Тихо стало в избушке. Барин замер в углу, люди тоже не шевелились.
— Я докажу на тебя, Григорий! — сказал Устинов. — Обязательно!
Сухих нащупал ногою чурбак и сел на него. Сказал:
— Всякая великая глупость — она, вишь ли, интересная! Отдать свою жизнь за Игнашку, даже после того, как его, паскудника, всё одно нет уже в живых, — разве не глупость? И разве не интерес услышать от умного человека эдакую глупость?! Бо-ольшой интерес! Ей-богу! Спасибо Домне Алексеевне, супруге твоей, — не стала скрытничать, сказала, где ты находишься. Там дурачки разные — жигулихинские, калмыковские мужики одне уехали уже, а другие так и по сю пору дожидаются твоего возвращения, а я вот достиг тебя в одночасье! Спасибо Домне Алексеевне — интересный случился у нас с тобою разговор!
Устинов не ответил. Он подумал: все-таки что-то и когда-то случилось между ними, из-за чего Гришкина ненависть вспыхнула?! И что это за ненависть такая, которую Гришка дружбой ищет затушить в себе?
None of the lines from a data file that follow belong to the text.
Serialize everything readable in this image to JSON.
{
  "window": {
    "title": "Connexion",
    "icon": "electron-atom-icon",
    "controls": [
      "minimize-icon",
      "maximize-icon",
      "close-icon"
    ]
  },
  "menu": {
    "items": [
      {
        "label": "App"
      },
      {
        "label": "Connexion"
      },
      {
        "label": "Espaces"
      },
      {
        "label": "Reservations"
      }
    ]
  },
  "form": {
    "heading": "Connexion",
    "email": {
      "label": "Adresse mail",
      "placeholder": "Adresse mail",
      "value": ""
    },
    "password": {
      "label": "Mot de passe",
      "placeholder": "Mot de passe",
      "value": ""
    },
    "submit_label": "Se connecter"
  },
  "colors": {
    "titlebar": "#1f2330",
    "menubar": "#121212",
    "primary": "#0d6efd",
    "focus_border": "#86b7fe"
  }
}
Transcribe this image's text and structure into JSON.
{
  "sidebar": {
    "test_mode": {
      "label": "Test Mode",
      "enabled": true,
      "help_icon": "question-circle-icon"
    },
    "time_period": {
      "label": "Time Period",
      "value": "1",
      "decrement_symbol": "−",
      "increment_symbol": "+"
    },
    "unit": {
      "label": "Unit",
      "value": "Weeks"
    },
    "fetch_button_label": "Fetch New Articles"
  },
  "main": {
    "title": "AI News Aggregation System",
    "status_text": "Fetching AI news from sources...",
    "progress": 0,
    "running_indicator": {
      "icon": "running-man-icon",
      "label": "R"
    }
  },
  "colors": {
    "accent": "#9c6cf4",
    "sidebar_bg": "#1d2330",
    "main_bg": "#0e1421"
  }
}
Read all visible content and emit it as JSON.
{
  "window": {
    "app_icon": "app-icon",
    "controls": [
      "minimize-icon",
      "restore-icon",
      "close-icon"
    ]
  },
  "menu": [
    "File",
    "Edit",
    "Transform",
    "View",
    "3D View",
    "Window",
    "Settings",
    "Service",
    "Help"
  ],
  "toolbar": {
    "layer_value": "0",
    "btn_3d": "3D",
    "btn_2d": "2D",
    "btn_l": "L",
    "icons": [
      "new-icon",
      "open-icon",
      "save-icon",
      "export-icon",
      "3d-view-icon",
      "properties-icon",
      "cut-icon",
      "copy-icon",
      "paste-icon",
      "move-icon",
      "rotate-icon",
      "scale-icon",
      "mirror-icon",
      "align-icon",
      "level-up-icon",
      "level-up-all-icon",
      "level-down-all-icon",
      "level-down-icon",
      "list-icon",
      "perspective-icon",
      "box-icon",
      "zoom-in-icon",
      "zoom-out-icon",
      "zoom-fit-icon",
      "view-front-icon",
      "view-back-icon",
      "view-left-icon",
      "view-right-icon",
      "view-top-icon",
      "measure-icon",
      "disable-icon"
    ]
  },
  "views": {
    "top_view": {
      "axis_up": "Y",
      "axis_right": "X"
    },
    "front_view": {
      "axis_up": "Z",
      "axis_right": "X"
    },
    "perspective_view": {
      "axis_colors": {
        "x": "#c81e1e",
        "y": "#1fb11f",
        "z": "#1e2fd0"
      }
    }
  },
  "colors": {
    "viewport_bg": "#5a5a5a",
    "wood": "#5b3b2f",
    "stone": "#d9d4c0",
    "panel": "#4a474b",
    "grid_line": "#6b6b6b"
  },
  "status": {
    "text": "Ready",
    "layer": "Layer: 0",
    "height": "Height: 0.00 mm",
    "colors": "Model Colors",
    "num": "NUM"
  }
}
Ненавидит, а по гроб жизни желает тебе другом быть?
Сухих происходил прямо из кержаков, Устинов Николай — от смешения кровей, от парня-кержака, от девки полувятской именем Наталья, но оба они были — лебяжинские старожилы, чалдоны подлинные, «первые сибиряки».
Поэтому им на людях ни ссориться, ни обижаться друг на друга не полагалось — вроде как бы родня, и даже более того.
Они и не ссорились никогда и, кажется, не обижались.
Еще парнями, когда доводилось им девок раскачивать на качелях под самое небо, играть в бабки и в городки, они старались соперниками ни в одной игре не быть, не мериться ловкостью и меткостью.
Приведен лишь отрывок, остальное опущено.